DOT to end Clear Curbs on Roosevelt early
by Benjamin Fang
Aug 15, 2018 | 5384 views | 0 0 comments | 249 249 recommendations | email to a friend | print
A city initiative that banned curbside loading and parking on Roosevelt Avenue during rush hours is ending this week.

The Department of Transportation’s Clear Curbs pilot program, which was meant to ease congestion but stirred frustration among local businesses, is terminating five weeks earlier than planned.

The initiative was supposed to run for six months.

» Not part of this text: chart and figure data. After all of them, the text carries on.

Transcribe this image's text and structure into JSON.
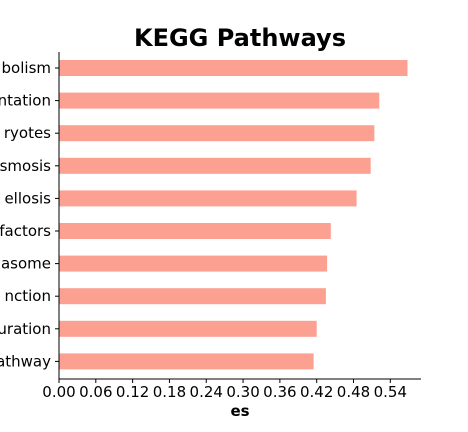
{
  "chart_data": {
    "type": "bar",
    "orientation": "horizontal",
    "title": "KEGG Pathways",
    "xlabel": "es",
    "ylabel": "",
    "xlim": [
      0,
      0.59
    ],
    "xticks": [
      "0.00",
      "0.06",
      "0.12",
      "0.18",
      "0.24",
      "0.30",
      "0.36",
      "0.42",
      "0.48",
      "0.54"
    ],
    "categories": [
      "bolism",
      "ntation",
      "ryotes",
      "smosis",
      "ellosis",
      "factors",
      "asome",
      "nction",
      "uration",
      "athway"
    ],
    "values": [
      0.568,
      0.522,
      0.514,
      0.508,
      0.485,
      0.443,
      0.437,
      0.435,
      0.42,
      0.415
    ],
    "bar_color": "#fca092",
    "grid": false,
    "legend": "none"
  }
}
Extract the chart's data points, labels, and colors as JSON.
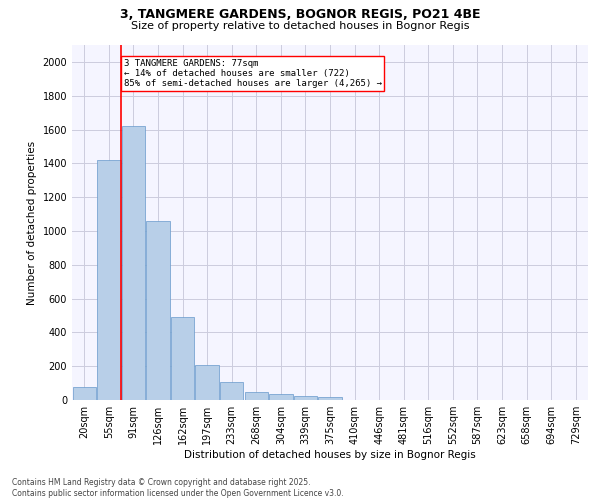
{
  "title_line1": "3, TANGMERE GARDENS, BOGNOR REGIS, PO21 4BE",
  "title_line2": "Size of property relative to detached houses in Bognor Regis",
  "xlabel": "Distribution of detached houses by size in Bognor Regis",
  "ylabel": "Number of detached properties",
  "categories": [
    "20sqm",
    "55sqm",
    "91sqm",
    "126sqm",
    "162sqm",
    "197sqm",
    "233sqm",
    "268sqm",
    "304sqm",
    "339sqm",
    "375sqm",
    "410sqm",
    "446sqm",
    "481sqm",
    "516sqm",
    "552sqm",
    "587sqm",
    "623sqm",
    "658sqm",
    "694sqm",
    "729sqm"
  ],
  "bar_heights": [
    75,
    1420,
    1620,
    1060,
    490,
    205,
    105,
    45,
    35,
    22,
    18,
    0,
    0,
    0,
    0,
    0,
    0,
    0,
    0,
    0,
    0
  ],
  "bar_color": "#b8cfe8",
  "bar_edge_color": "#6699cc",
  "vline_x": 1.5,
  "vline_color": "red",
  "annotation_title": "3 TANGMERE GARDENS: 77sqm",
  "annotation_line1": "← 14% of detached houses are smaller (722)",
  "annotation_line2": "85% of semi-detached houses are larger (4,265) →",
  "annotation_box_color": "white",
  "annotation_box_edge": "red",
  "ylim": [
    0,
    2100
  ],
  "yticks": [
    0,
    200,
    400,
    600,
    800,
    1000,
    1200,
    1400,
    1600,
    1800,
    2000
  ],
  "footer_line1": "Contains HM Land Registry data © Crown copyright and database right 2025.",
  "footer_line2": "Contains public sector information licensed under the Open Government Licence v3.0.",
  "bg_color": "#ffffff",
  "plot_bg_color": "#f5f5ff",
  "grid_color": "#ccccdd",
  "title_fontsize": 9,
  "subtitle_fontsize": 8,
  "axis_label_fontsize": 7.5,
  "tick_fontsize": 7,
  "annotation_fontsize": 6.5,
  "footer_fontsize": 5.5
}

“In practice, it left small businesses decimated and put nearby residents at risk as delivery trucks pushed off the main roads flooded residential side streets,” Moya said in a statement. “This is welcome relief for the affected residents and small business owners. Time after after time, small business owners told me they feared they wouldn’t survive the six-month pilot period.”

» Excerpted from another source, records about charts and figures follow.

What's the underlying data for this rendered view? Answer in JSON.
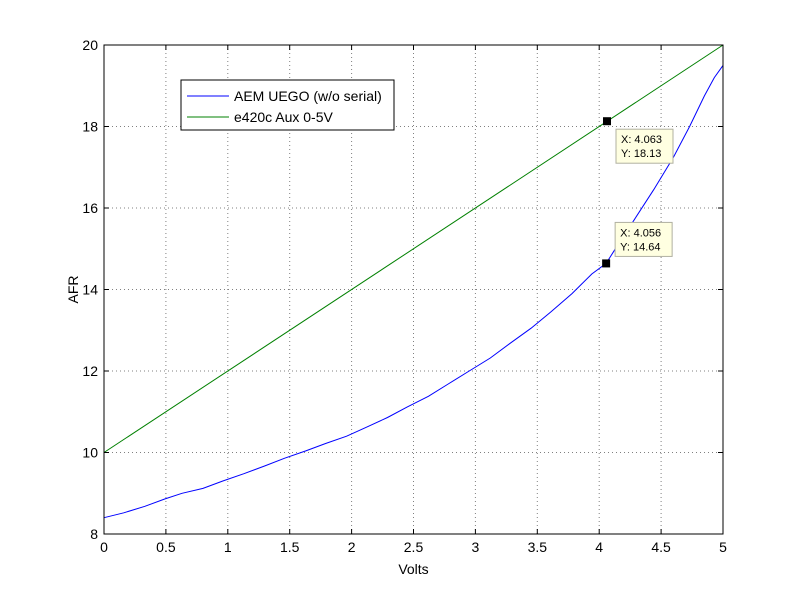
{
  "chart_data": {
    "type": "line",
    "xlabel": "Volts",
    "ylabel": "AFR",
    "xlim": [
      0,
      5
    ],
    "ylim": [
      8,
      20
    ],
    "xticks": [
      0,
      0.5,
      1,
      1.5,
      2,
      2.5,
      3,
      3.5,
      4,
      4.5,
      5
    ],
    "xtick_labels": [
      "0",
      "0.5",
      "1",
      "1.5",
      "2",
      "2.5",
      "3",
      "3.5",
      "4",
      "4.5",
      "5"
    ],
    "yticks": [
      8,
      10,
      12,
      14,
      16,
      18,
      20
    ],
    "ytick_labels": [
      "8",
      "10",
      "12",
      "14",
      "16",
      "18",
      "20"
    ],
    "grid": true,
    "legend_position": "top-left",
    "series": [
      {
        "name": "AEM UEGO (w/o serial)",
        "color": "#0000ff",
        "x": [
          0,
          0.16,
          0.33,
          0.49,
          0.63,
          0.8,
          0.96,
          1.13,
          1.3,
          1.46,
          1.63,
          1.79,
          1.96,
          2.12,
          2.29,
          2.45,
          2.62,
          2.78,
          2.95,
          3.12,
          3.28,
          3.45,
          3.61,
          3.78,
          3.94,
          4.056,
          4.12,
          4.27,
          4.44,
          4.6,
          4.73,
          4.85,
          4.93,
          5
        ],
        "y": [
          8.4,
          8.52,
          8.68,
          8.86,
          9.0,
          9.12,
          9.3,
          9.48,
          9.67,
          9.86,
          10.04,
          10.22,
          10.4,
          10.62,
          10.86,
          11.12,
          11.38,
          11.68,
          12.0,
          12.32,
          12.68,
          13.05,
          13.45,
          13.9,
          14.38,
          14.64,
          14.95,
          15.65,
          16.45,
          17.25,
          18.0,
          18.75,
          19.2,
          19.5
        ]
      },
      {
        "name": "e420c Aux 0-5V",
        "color": "#008000",
        "x": [
          0,
          5
        ],
        "y": [
          10,
          20
        ]
      }
    ],
    "annotations": [
      {
        "x": 4.063,
        "y": 18.13,
        "label_x": "X: 4.063",
        "label_y": "Y: 18.13"
      },
      {
        "x": 4.056,
        "y": 14.64,
        "label_x": "X: 4.056",
        "label_y": "Y: 14.64"
      }
    ]
  }
}
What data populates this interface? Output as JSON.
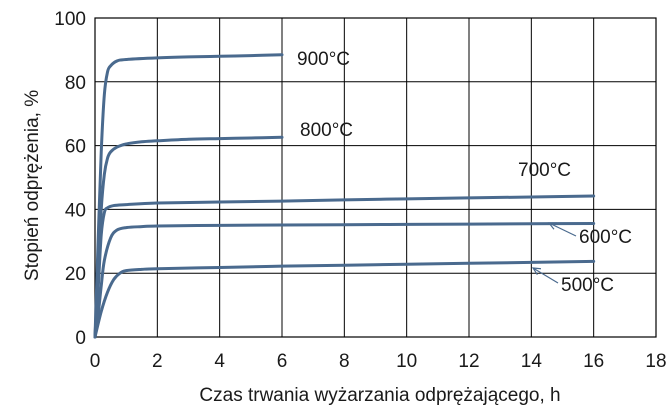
{
  "chart_data": {
    "type": "line",
    "title": "",
    "xlabel": "Czas trwania wyżarzania odprężającego, h",
    "ylabel": "Stopień odprężenia, %",
    "xlim": [
      0,
      18
    ],
    "ylim": [
      0,
      100
    ],
    "x_ticks": [
      "0",
      "2",
      "4",
      "6",
      "8",
      "10",
      "12",
      "14",
      "16",
      "18"
    ],
    "y_ticks": [
      "0",
      "20",
      "40",
      "60",
      "80",
      "100"
    ],
    "grid": true,
    "legend": "none",
    "series_color": "#4a6a8e",
    "series": [
      {
        "name": "900°C",
        "x": [
          0,
          0.1,
          0.2,
          0.3,
          0.4,
          0.5,
          0.7,
          1,
          2,
          3,
          4,
          5,
          6
        ],
        "y": [
          0,
          30,
          58,
          76,
          83,
          85,
          86.5,
          87,
          87.5,
          87.8,
          88,
          88.2,
          88.5
        ]
      },
      {
        "name": "800°C",
        "x": [
          0,
          0.1,
          0.2,
          0.3,
          0.4,
          0.5,
          0.7,
          1,
          1.5,
          2,
          3,
          4,
          5,
          6
        ],
        "y": [
          0,
          20,
          40,
          51,
          56,
          58,
          59.5,
          60.5,
          61.2,
          61.5,
          62,
          62.2,
          62.4,
          62.6
        ]
      },
      {
        "name": "700°C",
        "x": [
          0,
          0.1,
          0.2,
          0.3,
          0.4,
          0.6,
          1,
          2,
          4,
          6,
          8,
          10,
          12,
          14,
          16
        ],
        "y": [
          0,
          15,
          32,
          39,
          40.5,
          41.2,
          41.5,
          42,
          42.3,
          42.6,
          43,
          43.3,
          43.6,
          43.9,
          44.2
        ]
      },
      {
        "name": "600°C",
        "x": [
          0,
          0.1,
          0.2,
          0.3,
          0.5,
          0.7,
          1,
          1.5,
          2,
          4,
          6,
          8,
          10,
          12,
          14,
          16
        ],
        "y": [
          0,
          7,
          16,
          24,
          31,
          33.5,
          34.3,
          34.6,
          34.8,
          35,
          35.1,
          35.2,
          35.3,
          35.4,
          35.5,
          35.6
        ]
      },
      {
        "name": "500°C",
        "x": [
          0,
          0.2,
          0.4,
          0.6,
          0.8,
          1,
          1.5,
          2,
          4,
          6,
          8,
          10,
          12,
          14,
          16
        ],
        "y": [
          0,
          8,
          14,
          18,
          20,
          20.8,
          21.2,
          21.4,
          21.8,
          22.2,
          22.5,
          22.8,
          23.1,
          23.4,
          23.7
        ]
      }
    ]
  }
}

Three months into Clear Curbs, Moya, along with Councilman Mark Gjonaj from the Bronx and Assemblywoman Ari Espinal, toured Roosevelt Avenue with DOT Commissioner Polly Trottenberg and the NYPD to understand how the initiative affected businesses.

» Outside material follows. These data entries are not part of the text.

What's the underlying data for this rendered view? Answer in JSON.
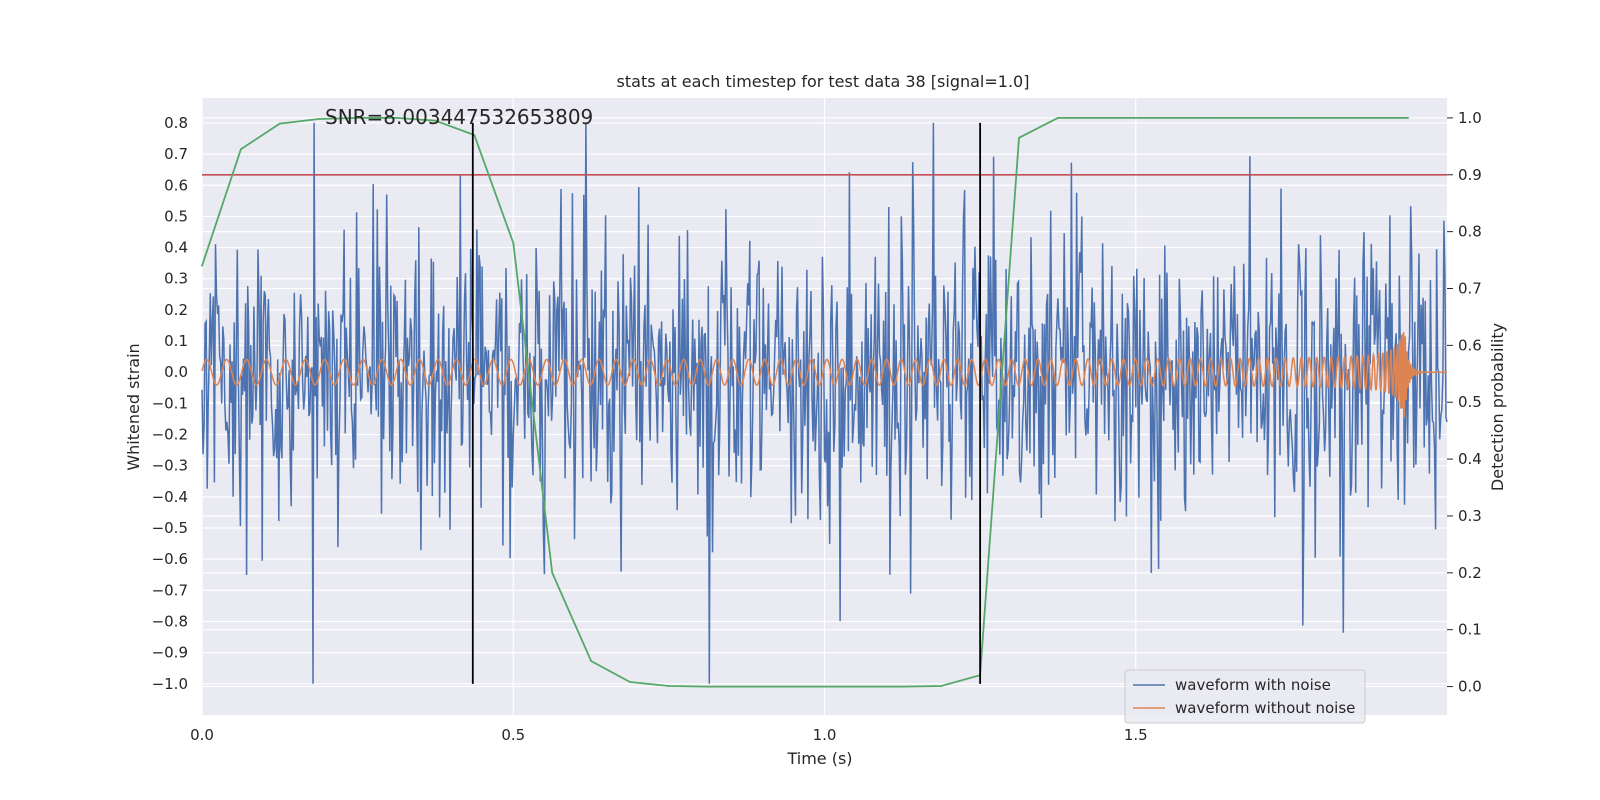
{
  "chart_data": {
    "type": "line",
    "title": "stats at each timestep for test data 38 [signal=1.0]",
    "annotation": "SNR=8.003447532653809",
    "xlabel": "Time (s)",
    "ylabel_left": "Whitened strain",
    "ylabel_right": "Detection probability",
    "xlim": [
      0.0,
      2.0
    ],
    "ylim_left": [
      -1.1,
      0.88
    ],
    "ylim_right": [
      -0.05,
      1.035
    ],
    "x_ticks": [
      0.0,
      0.5,
      1.0,
      1.5
    ],
    "x_tick_labels": [
      "0.0",
      "0.5",
      "1.0",
      "1.5"
    ],
    "y_left_ticks": [
      0.8,
      0.7,
      0.6,
      0.5,
      0.4,
      0.3,
      0.2,
      0.1,
      0.0,
      -0.1,
      -0.2,
      -0.3,
      -0.4,
      -0.5,
      -0.6,
      -0.7,
      -0.8,
      -0.9,
      -1.0
    ],
    "y_left_tick_labels": [
      "0.8",
      "0.7",
      "0.6",
      "0.5",
      "0.4",
      "0.3",
      "0.2",
      "0.1",
      "0.0",
      "−0.1",
      "−0.2",
      "−0.3",
      "−0.4",
      "−0.5",
      "−0.6",
      "−0.7",
      "−0.8",
      "−0.9",
      "−1.0"
    ],
    "y_right_ticks": [
      1.0,
      0.9,
      0.8,
      0.7,
      0.6,
      0.5,
      0.4,
      0.3,
      0.2,
      0.1,
      0.0
    ],
    "y_right_tick_labels": [
      "1.0",
      "0.9",
      "0.8",
      "0.7",
      "0.6",
      "0.5",
      "0.4",
      "0.3",
      "0.2",
      "0.1",
      "0.0"
    ],
    "threshold": {
      "value": 0.9,
      "axis": "right",
      "color": "#c44e52"
    },
    "vertical_lines": [
      {
        "x": 0.435,
        "y_range": [
          -1.0,
          0.8
        ],
        "color": "#000000"
      },
      {
        "x": 1.25,
        "y_range": [
          -1.0,
          0.8
        ],
        "color": "#000000"
      }
    ],
    "series": [
      {
        "name": "waveform with noise",
        "axis": "left",
        "color": "#4c72b0",
        "kind": "noise",
        "t_range": [
          0.0,
          2.0
        ],
        "samples": 1200,
        "amplitude_range": [
          -1.0,
          0.8
        ]
      },
      {
        "name": "waveform without noise",
        "axis": "left",
        "color": "#dd8452",
        "kind": "chirp",
        "t_range": [
          0.0,
          2.0
        ],
        "merger_time": 1.93,
        "peak_amplitude": 0.19
      },
      {
        "name": "detection probability",
        "axis": "right",
        "color": "#55a868",
        "x": [
          0.0,
          0.0625,
          0.125,
          0.1875,
          0.25,
          0.3125,
          0.375,
          0.4375,
          0.5,
          0.5625,
          0.625,
          0.6875,
          0.75,
          0.8125,
          0.875,
          0.9375,
          1.0,
          1.0625,
          1.125,
          1.1875,
          1.25,
          1.3125,
          1.375,
          1.4375,
          1.5,
          1.5625,
          1.625,
          1.6875,
          1.75,
          1.8125,
          1.875,
          1.9375
        ],
        "y": [
          0.74,
          0.945,
          0.99,
          0.998,
          1.0,
          1.0,
          0.995,
          0.97,
          0.78,
          0.2,
          0.045,
          0.008,
          0.001,
          0.0,
          0.0,
          0.0,
          0.0,
          0.0,
          0.0,
          0.001,
          0.02,
          0.965,
          1.0,
          1.0,
          1.0,
          1.0,
          1.0,
          1.0,
          1.0,
          1.0,
          1.0,
          1.0
        ]
      }
    ],
    "legend": {
      "position": "lower-right",
      "entries": [
        "waveform with noise",
        "waveform without noise"
      ]
    }
  }
}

In response to the Clear Curbs initiative, the City Council introduced the Protect NYC Jobs and Businesses Act, which would require city agencies to notify community boards, business improvement districts, and local elected officials if any project significantly disrupts street usage.

Lawmakers say those actions were not taken prior to the implementation of the initiative on Roosevelt Avenue. The legislation is currently in committee.

“When decisions are made that affect the small businesses of our district, the community needs a seat at the table,” Espinal said.

Leslie Ramos, executive director of the 82nd Street Partnership and an avid opponent of Clear Curbs, said the last few months have been “extremely difficult” for small businesses.

“Not only are these businesses essential for local residents, but they also serve Latinos living throughout the city and tri-state area,” she said. “Now that the program is over, we look forward to working with the city to help this once-vibrant corridor bounce back.”

Philip Papas, chair of Community Board 3, added that the impact on local shops was “devastating.”

“Several businesses closed or were on the verge of closing,” he said. “The negative effects of the project outweighed any potential positive outcome.”